1. Seconde opinion: voir les principes de base.
2. Application à la cardiologie et aux maladies cardio-vasculaires.
Partant de l’idée que tous les domaines de la cardiologique sont « négociables », voici à titre d’exemple quelques situations pratiques, en cardiologie, pour laquelle un second avis peut s’avérer justifié :
- Coronarographie et cathétérisme: cet examen est-il toujours justifié quand il est prescrit? Tout se discute, sauf en phase aigüe. Il existe des techniques qui permettent de se faire une opinion de l’état des coronaires (les artères qui irriguent le cœur) sans devoir réaliser d’office une coronarographie, comme l’échocardiographie sous dobutamine et la scintigraphie (isotopes) cardiaque au repos et à l’effort Tous les rétrécissements des artères nécessitent-ils une intervention? Non, chaque situation est discutable
- Si une intervention est indiquée, faut-il mettre un stent ou faire un pontage? Les réponses ne sont pas toujours évidentes
- Rythme cardiaque irrégulier (arythmie), palpitations, tachycardie et extrasystoles: ces situations doivent-elles être traitées d’office et de quelle façon? Le plus important est d’en trouver la cause et de réfléchir ensuite
- Fibrillation auriculaire: ablation, radiofréquence, traitement anti-arythmique, défibrillation par choc électrique, pas de traitement, Sintrom, anticoagulation autre, procédure de Maze … les questions ne manquent pas dans ce domaine en pleine expansion
- J’ai beaucoup de facteurs de risques: obésité, diabète, hypertension, histoire familiale d’infarctus, apnées de sommeil : dans quel ordre faut-il traiter ?
- Cholestérol « trop haut »: dois-je prendre des médicaments? Le pour et le contre s’expliquent
- Quel est l’importance de la nutrition? Oméga 3? Vitamines? Où sont les certitudes ou sont les hypothèses? Existent-ils des approches en nutrition et en micro-nutrition?
- Le stress joue-t-il un rôle dans les maladies cardiovasculaires? Existent-ils des approches thérapeutiques valables?
- Syncope: la mise au point est complexe et les solutions parfois plus simples que ce qui est proposé. Des tests comme le test d’inclinaison (tilt test) peuvent s’avérer utile avant de se lancer dans des traitements lourds
- Pacemaker ? De nombreuses situations sont discutables
- Faut-il fermer un foramen ovale perméable ? Risques pour la plongée? Pour d’autres sports?
- Anomalies de valves: quand opérer? Quand remplacer une valve mitrale ou une valve aortique? Remplacer la valve par une prothèse mécanique ou une prothèse biologique? Peut-on la réparer? Peut-on remplacer une valve sans opérer (voie percutanée)? La réponse à toutes ces questions n’est pas toujours évidente et mérite réflexion
- Maladies cardiaques congénitales, cardiomyopathies hypertrophiques, maladies qui génèrent de l’arythmie, syndrome de Brugada, …
- Risques de mort subite: faut-il mettre un défibrillateur implantable? Une autre approche est-elle possible?

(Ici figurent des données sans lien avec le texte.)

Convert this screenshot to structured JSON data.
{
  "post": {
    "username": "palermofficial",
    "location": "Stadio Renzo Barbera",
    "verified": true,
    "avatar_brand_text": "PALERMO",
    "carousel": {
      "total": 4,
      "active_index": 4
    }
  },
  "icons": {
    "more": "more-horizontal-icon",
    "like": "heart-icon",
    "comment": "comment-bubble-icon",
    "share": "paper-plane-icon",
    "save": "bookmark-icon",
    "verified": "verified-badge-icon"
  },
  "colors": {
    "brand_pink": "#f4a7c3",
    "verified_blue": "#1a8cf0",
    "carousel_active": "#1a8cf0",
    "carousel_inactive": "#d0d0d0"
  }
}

- Insuffisance cardiaque: le diagnostic est-il bien posé? La question est subtile car plusieurs situations non cardiologiques peuvent conduire à être essoufflé et à avoir les jambes gonflées. Faut-il mettre un pacemaker de resynchronisation d’office (un pacemaker avec 3 sondes)?
- Quel programme de revalidation cardiaque et pulmonaire est-il le plus adapté à ma condition? A ma mauvaise condition physique? Après mon intervention de pontage?
- Quel rapport existent-ils entre mes problèmes d’érection et mes problèmes cardiaques ? Puis-je prendre du Viagra, du Cialis ou du Levitra avec ma condition cardiaque?
- Je prends beaucoup de médicaments : tous sont-ils utiles? La réponse est souvent « non » mais encore faut-il comprendre ce qui peut être éliminé
Le secret d’une consultation de seconde opinion réside dans une équipe pluridisciplinaire formée à l’échange, indépendante et faisant intervenir certes des experts mais aussi des généralistes de la cardiologie.
Il est important de prendre le temps nécessaire pour en discuter avec le patient qui sera forcément impliqué dans la prise de décision.
Les décisions les plus optimales ne prennent pas en compte uniquement les aspects techniques mais doivent intégrer les aspects humains : c’est ici que le rôle du médecin généraliste, qui connaît le patient et son environnement, est essentiel.